James Murphy

Photo: Tim Soter

For most of his professional life, New Jersey–born rocker James Murphy was just getting by, playing guitar in indie bands that never quite broke out. But then in the late nineties, Murphy dropped ecstasy, turned on to the sounds of dance-music maestros like Larry Levan, and started throwing parties in Williamsburg and downtown Manhattan. He also started a new band, LCD Soundsystem, which helped refine the style that came to be dubbed “dance rock.” Murphy founded a label (DFA, an acronym for Death From Above) with British expat Tim Goldsworthy in 1999. This month, DFA, under a new distribution deal with EMI, is issuing a sprawling three-CD compilation, covering acts like Black Dice and Juan MacLean. Ethan Brown spoke to Murphy about the DFA stable and sound.

Why three CDs for the new compilation?
We weren’t satisfied with our first compilation CD. It wasn’t completist, nor was it a great listen. And we all agreed that it came out too late; most people already had the records. So we were determined to make the second compilation better.

It seems like New York’s club scene—which inspired you and Tim to start DFA—has been going through a prolonged slump.
It’s been dead for a while, but it’s starting to get dead-exciting, which I like.

What does “dead-exciting” mean?
It’s when things are horrible, and people want something good, which is different than when things are horrible but they don’t want something good. They just want to go home.

Is DFA returning to the club business?
I’ve been thinking about it a lot, which I’m sure will bum everybody out because it’s time for my album to come out .But I promise that the parties will be a little bit not-normal.
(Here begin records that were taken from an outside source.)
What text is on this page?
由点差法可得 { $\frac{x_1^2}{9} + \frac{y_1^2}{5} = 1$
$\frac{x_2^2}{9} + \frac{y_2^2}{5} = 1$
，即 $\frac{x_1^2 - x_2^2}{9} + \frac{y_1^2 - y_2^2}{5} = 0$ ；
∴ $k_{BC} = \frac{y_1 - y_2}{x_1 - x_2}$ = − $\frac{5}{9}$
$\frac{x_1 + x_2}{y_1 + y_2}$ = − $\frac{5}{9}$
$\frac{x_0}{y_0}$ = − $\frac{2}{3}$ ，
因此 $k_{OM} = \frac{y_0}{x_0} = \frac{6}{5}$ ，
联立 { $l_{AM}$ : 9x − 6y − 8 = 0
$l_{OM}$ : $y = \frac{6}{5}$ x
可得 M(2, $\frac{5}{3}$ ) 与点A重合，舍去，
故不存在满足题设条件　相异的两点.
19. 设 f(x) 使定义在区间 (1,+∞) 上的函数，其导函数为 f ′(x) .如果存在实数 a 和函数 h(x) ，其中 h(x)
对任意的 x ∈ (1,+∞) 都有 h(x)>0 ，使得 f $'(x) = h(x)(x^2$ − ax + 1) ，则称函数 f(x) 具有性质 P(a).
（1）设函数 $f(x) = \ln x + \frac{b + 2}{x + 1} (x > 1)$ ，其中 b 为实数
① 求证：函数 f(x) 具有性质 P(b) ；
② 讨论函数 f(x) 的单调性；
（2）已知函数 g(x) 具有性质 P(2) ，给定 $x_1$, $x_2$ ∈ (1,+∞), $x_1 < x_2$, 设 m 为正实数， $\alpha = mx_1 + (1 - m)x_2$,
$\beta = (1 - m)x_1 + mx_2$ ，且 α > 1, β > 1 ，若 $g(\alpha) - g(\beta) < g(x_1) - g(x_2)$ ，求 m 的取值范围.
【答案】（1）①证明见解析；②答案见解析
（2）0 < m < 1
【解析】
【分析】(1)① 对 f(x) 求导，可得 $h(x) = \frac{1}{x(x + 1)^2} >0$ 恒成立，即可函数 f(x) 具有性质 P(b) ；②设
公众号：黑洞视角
Why has the LCD Soundsystem record taken so long?
Because I didn’t want to put any of the singles on the record. I felt like that was … cheating. You have the singles and you can’t wait for the album, and the album comes out and it has all of the singles you already have. That feels disrespectful. But if you’ve never heard the band before, it would be silly to lose that chunk of history. So I made two CDs: the album and a singles compilation of six songs. There’s also a last song, which is specifically designed as a last song.

What constitutes a last song?
They erase the record. You know “Good Feeling” by the Violent Femmes? That’s a crushing last song. After that, you have to hear the whole record again.